I was still improving in the lung department though. I had found a fabulous pulmonologist out of Boston who I trusted with my life and decisions. Together with my hematologist and transplant specialist we'd worked out an effective plan of treatment.
I'd ditched my chest tube and oxygen tank and come around to being able to play X one-on-one myself. We'd set up at mini-pro basketball hoop and it was on nightly in the kitchen.

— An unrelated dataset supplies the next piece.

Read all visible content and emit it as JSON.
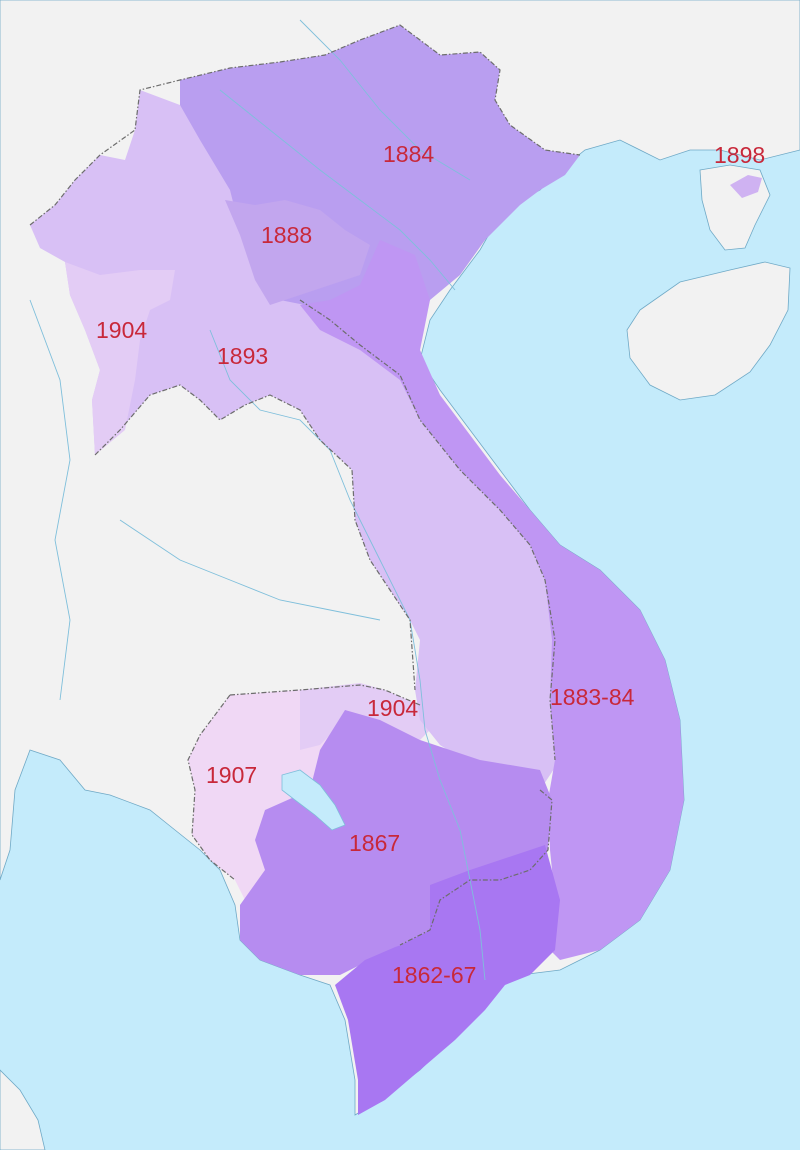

I was starting to get winded waaaayyy to early. I was bent over, sweating, gasping for breath and cursing my awful body all at the same time when x says, exasperated, "Mom, you knooow (put his sassitude in those two words) if you want to get better, all you have to do is ask."
I stopped and looked at him. Silent. Speechless.
Soooooo, all this time HE had decided his prayer was answered!
He was ok with the outcome.
He had gotten what he asked for.
I had been the one who felt jilted. I was the one who felt bamboozled, and I wasn't even the one who asked!
Yes, it's true, folks. I have difficulty praying for God to save myself. I lie in bed, and always think of something bigger and more important to more people. It has been for health care reform or for someones safety or someone younger's health.
I know, I should at least should pray for something global that will help me like to find the cause of the blood cancer's in my area.
IT had been me that was unhappy with the answer the whole time, and I'd projected it onto my son. As a child he understood he had prayed and his prayers were answers. No questions asked. Him and the big guy were good.
It was me with my adult ego who thought , maybe, I knew better.
But I don't. I do know that last year God and Santa did answers Xander's Christmas wish and I have all the faith in the universe that what I'm experiencing has a purpose.
Xander's prayer and its answer gave me much more than a straight cure could have. It taught me about myself, my personal resilience, and now I get that even though I may die from this, it doesn't mean tomorrow and it may not even mean in the next five years.
Answers to prayers can be tricky like that, but they do get answered, especially Christmas ones.